Это не трудно. Надо просто остановиться на минуту-другую на питерской улице, представить, как все это было, и дать себе почувствовать Блокаду. Её обжигающий холод накроет даже летом.
Те, чьи душа навсегда на улицах города, умирали, но сражались. Уходили в небытие, но не сдавали Ленинград. Теперь мы обязаны не сдать их, не сдать память о них. Чем дальше от Войны, тем меньше живых свидетелей Блокады. И мы, сорока-тридцати летние, последнее поколение, для кого война осязаема физически. И вот уже те, кто не добил Ленинград тогда. пытается сделать это сейчас. И вот начинаются опросы "стоило ли сдать город"? И вот снимают комедию о Блокаде. Пятнадцать лет назад такого невозможно было представить. Тридцать лет назад комедию о Блокаде рискнул бы снять только самоубийца. Теперь можно. Точнее теперь пробуют Ленинград на зуб. Пробуют на зуб нашу общую боль, наше героическое прошлое. Можно ли куснуть?

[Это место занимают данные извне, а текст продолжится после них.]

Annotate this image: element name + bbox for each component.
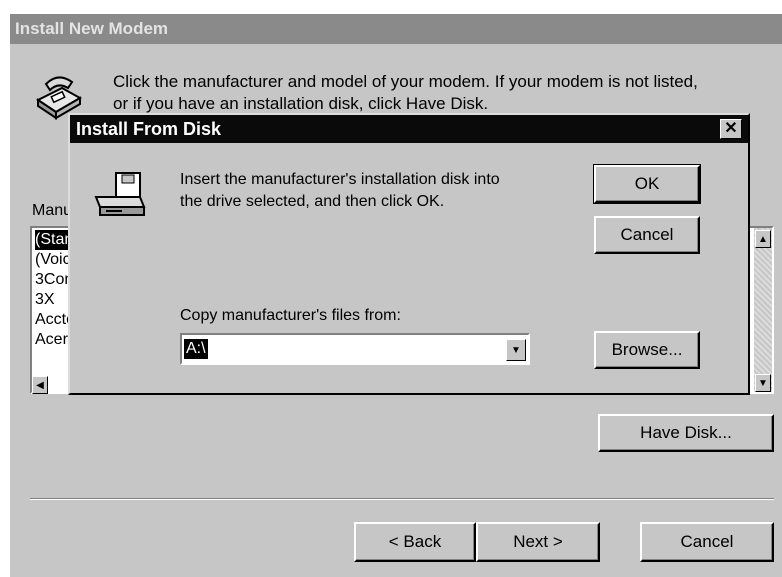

Нет. Нельзя. Мы тут, мы живы. И потому мы огрызаемся, и требуем снять доску убийце ленинградцев Маннергейму, и называем комедию про Блокаду пляской на костях, а любой нормальный мужчина при встрече даст в морду режиссеру. И мы идем на Бессмертный полк, идем на Пискаревское, и рассказываем детям, что такое наша память и наша великая жертва.
И они все тут, рядом с нами, на питерских улицах. Смотрят на нас. Верят, что умирали не зря.